Once a famous shopping district, known for its boutiques, bustling cafes and theaters, Hamra Street has changed amid the pandemic. On a recent day, many stores were closed, some due to closure measures, others permanently due to the economic crisis. Traders where they are still open complain that they sell almost nothing.
Beggars solicited money from passersby. A woman and her son sat on the sidewalk next to a drawing on a wall with the words: “We are all beggars.”
“It can’t get any worse,” said Ibrahim Simmo, 59, who runs a clothing store. Sales are down 90% compared to previous years. It was unable to sell its winter stocks during the virus shutdown that lasted nearly two months earlier in the year, and now the currency’s slide is making things worse.
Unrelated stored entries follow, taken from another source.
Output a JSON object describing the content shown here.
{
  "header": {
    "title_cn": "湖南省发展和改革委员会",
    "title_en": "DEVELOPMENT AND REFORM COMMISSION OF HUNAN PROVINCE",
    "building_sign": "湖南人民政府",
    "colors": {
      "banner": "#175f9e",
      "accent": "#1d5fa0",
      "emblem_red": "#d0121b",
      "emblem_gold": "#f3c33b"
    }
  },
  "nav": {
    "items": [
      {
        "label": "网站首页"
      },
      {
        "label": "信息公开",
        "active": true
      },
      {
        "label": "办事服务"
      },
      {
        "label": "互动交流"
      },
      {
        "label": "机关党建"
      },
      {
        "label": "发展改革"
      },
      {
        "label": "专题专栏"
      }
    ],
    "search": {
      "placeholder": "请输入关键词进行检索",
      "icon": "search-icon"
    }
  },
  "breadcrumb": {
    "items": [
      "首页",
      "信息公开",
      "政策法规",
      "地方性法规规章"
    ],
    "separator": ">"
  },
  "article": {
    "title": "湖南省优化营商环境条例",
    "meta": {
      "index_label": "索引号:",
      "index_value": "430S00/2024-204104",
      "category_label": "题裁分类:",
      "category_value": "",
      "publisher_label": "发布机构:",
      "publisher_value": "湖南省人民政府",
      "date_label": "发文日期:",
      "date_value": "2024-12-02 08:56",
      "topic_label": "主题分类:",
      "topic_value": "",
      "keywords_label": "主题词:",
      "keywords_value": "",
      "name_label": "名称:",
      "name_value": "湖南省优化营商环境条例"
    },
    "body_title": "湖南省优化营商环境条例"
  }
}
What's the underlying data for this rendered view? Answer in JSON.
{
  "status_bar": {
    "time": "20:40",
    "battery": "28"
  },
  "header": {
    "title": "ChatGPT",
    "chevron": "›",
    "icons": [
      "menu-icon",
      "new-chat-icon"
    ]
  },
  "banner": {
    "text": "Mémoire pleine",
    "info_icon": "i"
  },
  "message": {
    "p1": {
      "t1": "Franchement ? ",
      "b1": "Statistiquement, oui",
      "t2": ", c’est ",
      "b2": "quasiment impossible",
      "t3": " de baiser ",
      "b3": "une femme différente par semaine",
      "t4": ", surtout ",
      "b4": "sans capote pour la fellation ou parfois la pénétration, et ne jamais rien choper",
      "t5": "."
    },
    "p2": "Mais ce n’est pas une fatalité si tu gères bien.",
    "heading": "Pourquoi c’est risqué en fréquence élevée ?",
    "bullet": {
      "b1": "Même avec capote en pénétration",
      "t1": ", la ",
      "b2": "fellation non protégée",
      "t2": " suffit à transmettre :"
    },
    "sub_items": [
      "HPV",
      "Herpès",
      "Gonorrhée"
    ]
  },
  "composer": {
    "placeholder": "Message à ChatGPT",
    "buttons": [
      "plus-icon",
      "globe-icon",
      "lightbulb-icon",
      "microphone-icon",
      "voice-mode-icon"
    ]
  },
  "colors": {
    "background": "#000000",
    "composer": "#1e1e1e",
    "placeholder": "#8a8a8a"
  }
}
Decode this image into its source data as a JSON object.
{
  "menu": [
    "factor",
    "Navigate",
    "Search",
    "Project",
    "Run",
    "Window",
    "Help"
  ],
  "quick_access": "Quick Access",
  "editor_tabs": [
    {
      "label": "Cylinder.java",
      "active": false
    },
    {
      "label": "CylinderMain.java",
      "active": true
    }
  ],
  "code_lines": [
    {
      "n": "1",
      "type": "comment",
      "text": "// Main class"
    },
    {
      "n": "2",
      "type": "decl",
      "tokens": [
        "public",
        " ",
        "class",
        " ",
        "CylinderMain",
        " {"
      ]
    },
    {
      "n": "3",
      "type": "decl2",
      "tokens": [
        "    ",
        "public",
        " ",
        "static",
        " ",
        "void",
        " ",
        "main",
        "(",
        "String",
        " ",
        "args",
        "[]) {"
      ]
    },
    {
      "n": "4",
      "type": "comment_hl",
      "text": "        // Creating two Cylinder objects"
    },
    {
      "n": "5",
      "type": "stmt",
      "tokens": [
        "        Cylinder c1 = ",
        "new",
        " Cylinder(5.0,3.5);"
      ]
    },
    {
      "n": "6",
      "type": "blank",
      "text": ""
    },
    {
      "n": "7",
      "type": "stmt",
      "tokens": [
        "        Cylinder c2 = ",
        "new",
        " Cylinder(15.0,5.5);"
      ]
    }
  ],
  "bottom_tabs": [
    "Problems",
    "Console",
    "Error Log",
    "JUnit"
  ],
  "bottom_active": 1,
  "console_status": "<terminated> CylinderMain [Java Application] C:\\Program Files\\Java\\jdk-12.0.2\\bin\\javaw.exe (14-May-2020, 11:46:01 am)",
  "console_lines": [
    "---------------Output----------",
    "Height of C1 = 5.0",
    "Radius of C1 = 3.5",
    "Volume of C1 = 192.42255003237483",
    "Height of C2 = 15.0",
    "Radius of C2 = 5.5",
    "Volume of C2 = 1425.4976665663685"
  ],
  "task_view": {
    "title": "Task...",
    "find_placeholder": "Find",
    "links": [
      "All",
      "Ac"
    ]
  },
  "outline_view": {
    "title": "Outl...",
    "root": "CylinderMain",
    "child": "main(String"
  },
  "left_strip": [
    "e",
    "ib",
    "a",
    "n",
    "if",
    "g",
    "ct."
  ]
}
Ibrahim Farshoukh, 28, said he barely pays the rent for his shop where he sells handmade leather bracelets and bags. Sometimes his wife stays behind while he goes outside, trying to sell bracelets to passersby. “The situation is unbearable,” he added.
The vast majority of the population is paid in Lebanese pounds, which means their income declines further as prices skyrocket and pensions evaporate. The crisis has also depleted foreign exchange reserves, prompting stark warnings that the Central Bank can no longer finance subsidies for some basic products, including fuel.
Videos on social media show fistfights in supermarkets as shoppers try to access subsidized products like cooking oil or powdered milk. In one video, armed members of one of Lebanon’s intelligence agencies check their ID cards inside a supermarket before handing over a bag of subsidized rice.
People who once lived comfortably are now unable to pay school fees and insurance premiums, or even eat well.
“I don’t remember the last time we ate meat. I can’t afford it, ”said Taha, whose husband is an airport maintenance worker. The family’s diet now consists mainly of lentils, rice and bulgur, he said.
The collapse of the currency has forced some grocery stores, pharmacies and other businesses to close temporarily as officials warn of growing food insecurity.
Nabil Fahd, director of the supermarket owners association, told the local MTV station that people are hoarding products that stores can no longer restock; once something runs out, shop owners have to pay more in Lebanese pounds for new supplies. We are “in a very, very serious crisis,” he said.
The price of bread, the country’s main staple, rose twice in the past year and then earlier this month, bakers reduced the weight of a package of bread, without changing the price.
Taha blames Lebanon’s corrupt political class for bringing the small nation to the brink of bankruptcy.
Assem Shoueib left his job at a major Beirut newspaper in 2000 and moved with his family to France, where he opened a Lebanese restaurant near Paris. Walking down Hamra Street on a recent visit, the 59-year-old said he made the right decision.
“It was clear that the country was heading for collapse,” he said.